En descendant les échelons, quelques légers grincements alertèrent l’énorme rat, qui vint immédiatement me chercher querelle. Je laissai couler du haut de mon échelle le liquide jaunâtre et gazeux qui s’échappait du pichet. Il en restait assez pour lui administrer une bonne gueule de bois. La bête, reconnaissant à l’odeur l’immonde boisson, se laissa tenter et se mit à le boire. Après quelques gorgées, le rat se leva sur ses deux pattes arrières et se mit à tituber. Un instant plus tard, il ne tenait plus debout et tomba ivre-vivant sur son dos. La voie était enfin libre.

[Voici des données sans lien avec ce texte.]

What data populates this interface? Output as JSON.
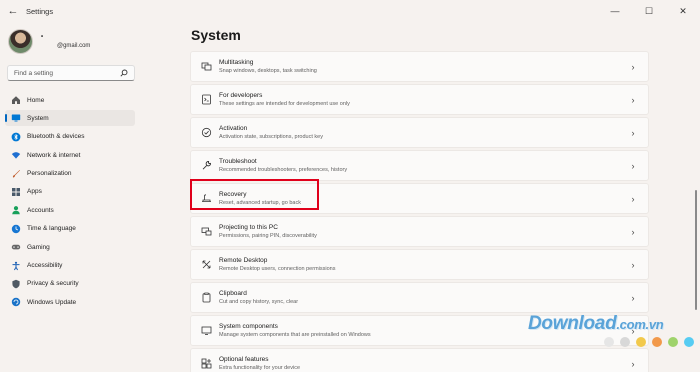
{
  "app": {
    "title": "Settings",
    "back_glyph": "←",
    "window_controls": {
      "minimize": "—",
      "maximize": "☐",
      "close": "✕"
    }
  },
  "profile": {
    "name": "•",
    "email": "@gmail.com"
  },
  "search": {
    "placeholder": "Find a setting",
    "icon": "search-icon"
  },
  "sidebar": {
    "items": [
      {
        "label": "Home",
        "icon": "home-icon",
        "color": "#5a5a5a",
        "selected": false
      },
      {
        "label": "System",
        "icon": "monitor-icon",
        "color": "#0078d4",
        "selected": true
      },
      {
        "label": "Bluetooth & devices",
        "icon": "bluetooth-icon",
        "color": "#0078d4",
        "selected": false
      },
      {
        "label": "Network & internet",
        "icon": "wifi-icon",
        "color": "#1f6fd1",
        "selected": false
      },
      {
        "label": "Personalization",
        "icon": "brush-icon",
        "color": "#c05a2a",
        "selected": false
      },
      {
        "label": "Apps",
        "icon": "apps-icon",
        "color": "#4a5a6a",
        "selected": false
      },
      {
        "label": "Accounts",
        "icon": "person-icon",
        "color": "#18a05a",
        "selected": false
      },
      {
        "label": "Time & language",
        "icon": "globe-clock-icon",
        "color": "#1877d2",
        "selected": false
      },
      {
        "label": "Gaming",
        "icon": "gamepad-icon",
        "color": "#666666",
        "selected": false
      },
      {
        "label": "Accessibility",
        "icon": "accessibility-icon",
        "color": "#1a5fb4",
        "selected": false
      },
      {
        "label": "Privacy & security",
        "icon": "shield-icon",
        "color": "#505a64",
        "selected": false
      },
      {
        "label": "Windows Update",
        "icon": "update-icon",
        "color": "#1a73c8",
        "selected": false
      }
    ]
  },
  "main": {
    "title": "System",
    "cards": [
      {
        "title": "Multitasking",
        "desc": "Snap windows, desktops, task switching",
        "icon": "multitasking-icon"
      },
      {
        "title": "For developers",
        "desc": "These settings are intended for development use only",
        "icon": "developer-tools-icon"
      },
      {
        "title": "Activation",
        "desc": "Activation state, subscriptions, product key",
        "icon": "check-circle-icon"
      },
      {
        "title": "Troubleshoot",
        "desc": "Recommended troubleshooters, preferences, history",
        "icon": "wrench-icon"
      },
      {
        "title": "Recovery",
        "desc": "Reset, advanced startup, go back",
        "icon": "recovery-icon",
        "highlighted": true
      },
      {
        "title": "Projecting to this PC",
        "desc": "Permissions, pairing PIN, discoverability",
        "icon": "projecting-icon"
      },
      {
        "title": "Remote Desktop",
        "desc": "Remote Desktop users, connection permissions",
        "icon": "remote-desktop-icon"
      },
      {
        "title": "Clipboard",
        "desc": "Cut and copy history, sync, clear",
        "icon": "clipboard-icon"
      },
      {
        "title": "System components",
        "desc": "Manage system components that are preinstalled on Windows",
        "icon": "system-components-icon"
      },
      {
        "title": "Optional features",
        "desc": "Extra functionality for your device",
        "icon": "optional-features-icon"
      }
    ],
    "chevron": "›"
  },
  "watermark": {
    "text": "Download",
    "suffix": ".com.vn",
    "dot_colors": [
      "#e6e6e6",
      "#d8d8d8",
      "#f2c94c",
      "#f2994a",
      "#9fd36b",
      "#56ccf2"
    ]
  },
  "colors": {
    "accent": "#0067c0",
    "highlight_border": "#e0001b"
  }
}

Je me dirigeai vers la caisse scintillante qui renfermait la racine. Je tentai d’ouvrir le couvercle mais rien à faire. C’était coincé. Peut-être qu’avec quelques outils j’y parviendrais plus facilement. Et justement, des outils il y en avait en haut dans une salle judicieusement appelée « Salles à outils ». La bassine de graisse allait bien me servir pour mes projets.

J’enduisai mes mains de l’immonde graisse et repartis les mains sales vers le pont. J’espérais que personne ne ferait attention à cette drôle de tâche noire qui volait à plusieurs centimètres au-dessus du sol. Personne ne remarqua la graisse volante, ils étaient tous bien trop occupés à s’amuser. J’enduisis de graisse les charnières de la porte grinçante, et parvins enfin à l’ouvrir sans qu’elle fasse le moindre bruit. J’entrai dans la salle des outils, où un énorme fantôme endormi gardait une porte cadenassée cinq fois. Elaine ! Elle se trouvait là ! Sans cette maudite porte de bois, j’aurais enfin pu la toucher ! Impossible de la libérer dans l’immédiat, je le savais bien. Mais une fois que je me serais emparé de la racine, ces sales fantômes verraient de quel bois je me chauffe !

Je passai les outils en revue : pelles, pioches, pics, quelques masses d’arme… Je pris quelques-uns de ces ouvre-boîtes, et repartis vers la cale. Je ressortis l’immense hache de guerre à peine prélevée de mon Black Hole puis l’abattis sur la caisse dans un fracas épouvantable. Pas une égratignure. Sur la caisse, je veux dire. Par contre, la hache commençait à s’user cruellement. Oubliant que le bruit pouvait alerter à tout moment l’équipage de spectres, je me mis à m’acharner comme une furie sur la caisse. Enfin, le couvercle se brisa, et une lumière divine me sauta au visage. La racine était bien là ! Longue d’un mètre, plutôt épaisse, et rouge… Elle brillait comme par magie et c’est avec une émotion non dissimulée que je m’en emparai. Comme je l’ai dit précédemment : il était VRAIMENT temps que je change de caleçon. Ca y est ! Je l’avais enfin en ma possession ! Tremblez, fantômes ! Vous allez bientôt goûter de mon cocktail explosif !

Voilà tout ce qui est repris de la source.